Interpreting the Data: Parallel Analysis with Sawzall
Some one on the loganalysis mailing list posted a link to a Google Labs paper: Interpreting the Data: Parallel Analysis with Sawzall.
It talks about a distributed aggregation and filtering method using Google’s Sawzall interpreted language. Very interesting paper, the concept of applying distributed computing resources to do work in parallel is not new. LogLogic have implemented this concept to achieve massive parallelism and performance on log analysis for quite sometime now.
The interesting part of the paper relates to its new language, Sawzall. It’s a new language designed specifically for simplicity and parallelism.

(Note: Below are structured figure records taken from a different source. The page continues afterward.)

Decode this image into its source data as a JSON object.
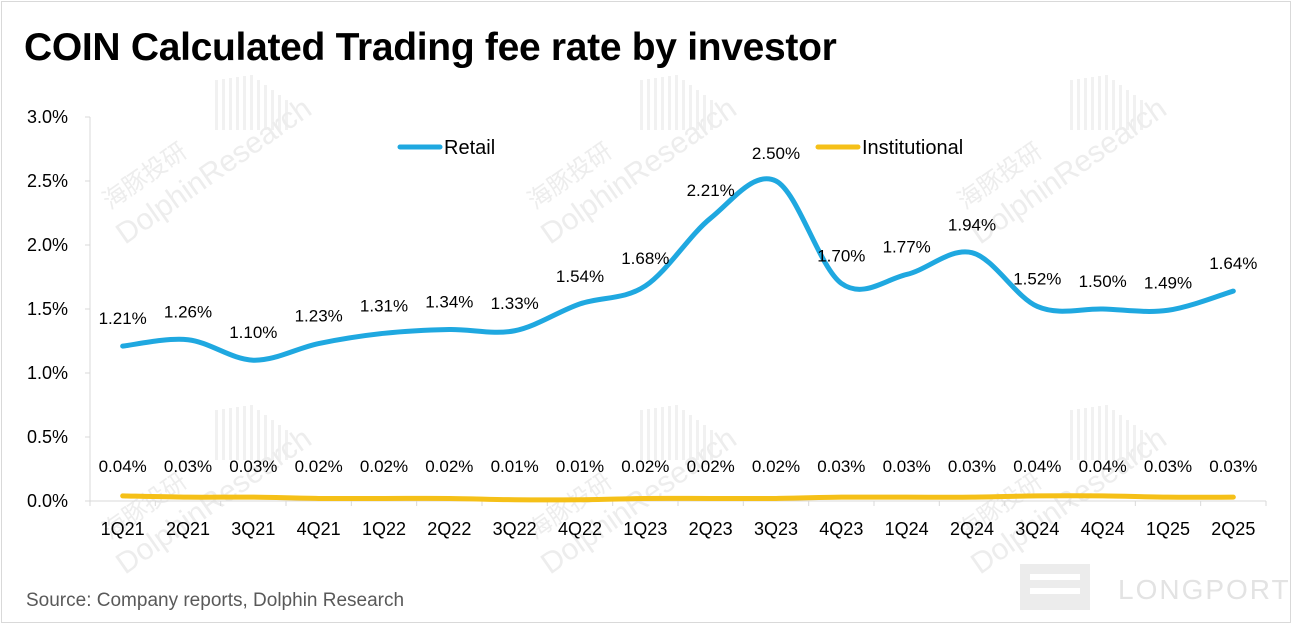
{
  "title": "COIN Calculated Trading fee rate by investor",
  "source": "Source: Company reports, Dolphin Research",
  "logo": {
    "text": "LONGPORT"
  },
  "watermark": {
    "text": "DolphinResearch",
    "text_cn": "海豚投研"
  },
  "colors": {
    "retail": "#1fa8e0",
    "institutional": "#f5c018",
    "axis": "#d9d9d9"
  },
  "chart_data": {
    "type": "line",
    "title": "COIN Calculated Trading fee rate by investor",
    "xlabel": "",
    "ylabel": "",
    "ylim": [
      0,
      3.0
    ],
    "y_ticks": [
      0,
      0.5,
      1.0,
      1.5,
      2.0,
      2.5,
      3.0
    ],
    "y_tick_labels": [
      "0.0%",
      "0.5%",
      "1.0%",
      "1.5%",
      "2.0%",
      "2.5%",
      "3.0%"
    ],
    "grid": false,
    "legend": "top-center",
    "smooth": true,
    "categories": [
      "1Q21",
      "2Q21",
      "3Q21",
      "4Q21",
      "1Q22",
      "2Q22",
      "3Q22",
      "4Q22",
      "1Q23",
      "2Q23",
      "3Q23",
      "4Q23",
      "1Q24",
      "2Q24",
      "3Q24",
      "4Q24",
      "1Q25",
      "2Q25"
    ],
    "series": [
      {
        "name": "Retail",
        "color": "#1fa8e0",
        "values": [
          1.21,
          1.26,
          1.1,
          1.23,
          1.31,
          1.34,
          1.33,
          1.54,
          1.68,
          2.21,
          2.5,
          1.7,
          1.77,
          1.94,
          1.52,
          1.5,
          1.49,
          1.64
        ],
        "labels": [
          "1.21%",
          "1.26%",
          "1.10%",
          "1.23%",
          "1.31%",
          "1.34%",
          "1.33%",
          "1.54%",
          "1.68%",
          "2.21%",
          "2.50%",
          "1.70%",
          "1.77%",
          "1.94%",
          "1.52%",
          "1.50%",
          "1.49%",
          "1.64%"
        ]
      },
      {
        "name": "Institutional",
        "color": "#f5c018",
        "values": [
          0.04,
          0.03,
          0.03,
          0.02,
          0.02,
          0.02,
          0.01,
          0.01,
          0.02,
          0.02,
          0.02,
          0.03,
          0.03,
          0.03,
          0.04,
          0.04,
          0.03,
          0.03
        ],
        "labels": [
          "0.04%",
          "0.03%",
          "0.03%",
          "0.02%",
          "0.02%",
          "0.02%",
          "0.01%",
          "0.01%",
          "0.02%",
          "0.02%",
          "0.02%",
          "0.03%",
          "0.03%",
          "0.03%",
          "0.04%",
          "0.04%",
          "0.03%",
          "0.03%"
        ]
      }
    ]
  }
}
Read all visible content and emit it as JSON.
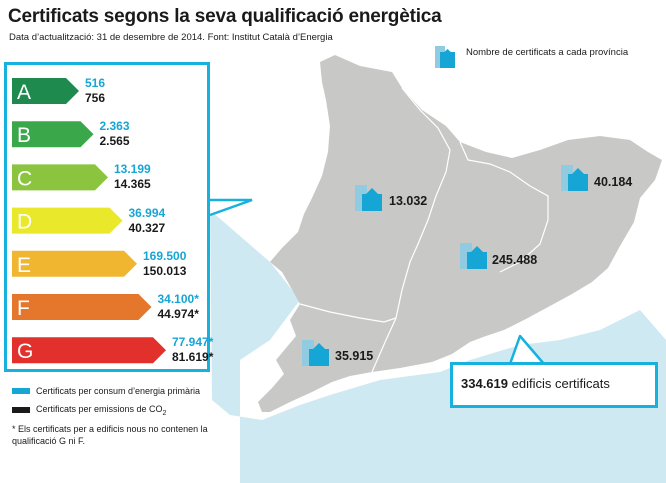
{
  "title": "Certificats segons la seva qualificació energètica",
  "subtitle": "Data d’actualització: 31 de desembre de 2014. Font: Institut Català d’Energia",
  "map_legend": "Nombre de certificats a cada província",
  "colors": {
    "accent": "#16b1dc",
    "primary_energy": "#16a6d6",
    "emissions": "#1a1a1a",
    "map_land": "#c8c8c6",
    "sea": "#cfe9f3",
    "A": "#1e8a4e",
    "B": "#3aa84a",
    "C": "#8bc53f",
    "D": "#e9e82a",
    "E": "#f1b630",
    "F": "#e5772c",
    "G": "#e2312d"
  },
  "chart_data": {
    "type": "table",
    "ratings": [
      {
        "grade": "A",
        "primary_energy": "516",
        "emissions": "756"
      },
      {
        "grade": "B",
        "primary_energy": "2.363",
        "emissions": "2.565"
      },
      {
        "grade": "C",
        "primary_energy": "13.199",
        "emissions": "14.365"
      },
      {
        "grade": "D",
        "primary_energy": "36.994",
        "emissions": "40.327"
      },
      {
        "grade": "E",
        "primary_energy": "169.500",
        "emissions": "150.013"
      },
      {
        "grade": "F",
        "primary_energy": "34.100*",
        "emissions": "44.974*"
      },
      {
        "grade": "G",
        "primary_energy": "77.947*",
        "emissions": "81.619*"
      }
    ],
    "provinces": [
      {
        "value": "40.184"
      },
      {
        "value": "13.032"
      },
      {
        "value": "245.488"
      },
      {
        "value": "35.915"
      }
    ],
    "total": {
      "value": "334.619",
      "label": "edificis certificats"
    }
  },
  "legend": {
    "primary": "Certificats per consum d’energia primària",
    "emissions_prefix": "Certificats per emissions de CO",
    "emissions_sub": "2"
  },
  "note": "* Els certificats per a edificis nous no contenen la qualificació G ni F."
}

First I don’t understand why they couldn’t have created Sawzall as a library for one of the existing languages such as Perl or Python. After some discussion with a Googler, I am somewhat convinced that there might be good reason for a new language. The main reason being parallelism. Most of the languages aren’t designed to program and execute in parallel from the ground up.
However, I have to nitpick the performance example they gave in the paper. The benchmark test cases are all CPU-bound cases. However, earlier in the paper, the authors talked about the applications for this language being mostly IO-bound. It would seem to make sense if they gave some examples that are IO-bound and still be able to show the performance advantage of Sawzall.
Another question I have is how much Sawzall relies on GFS. I am assuming that the parallel execution of Sawzall depends on many of the GFS features, but I have no basis for that.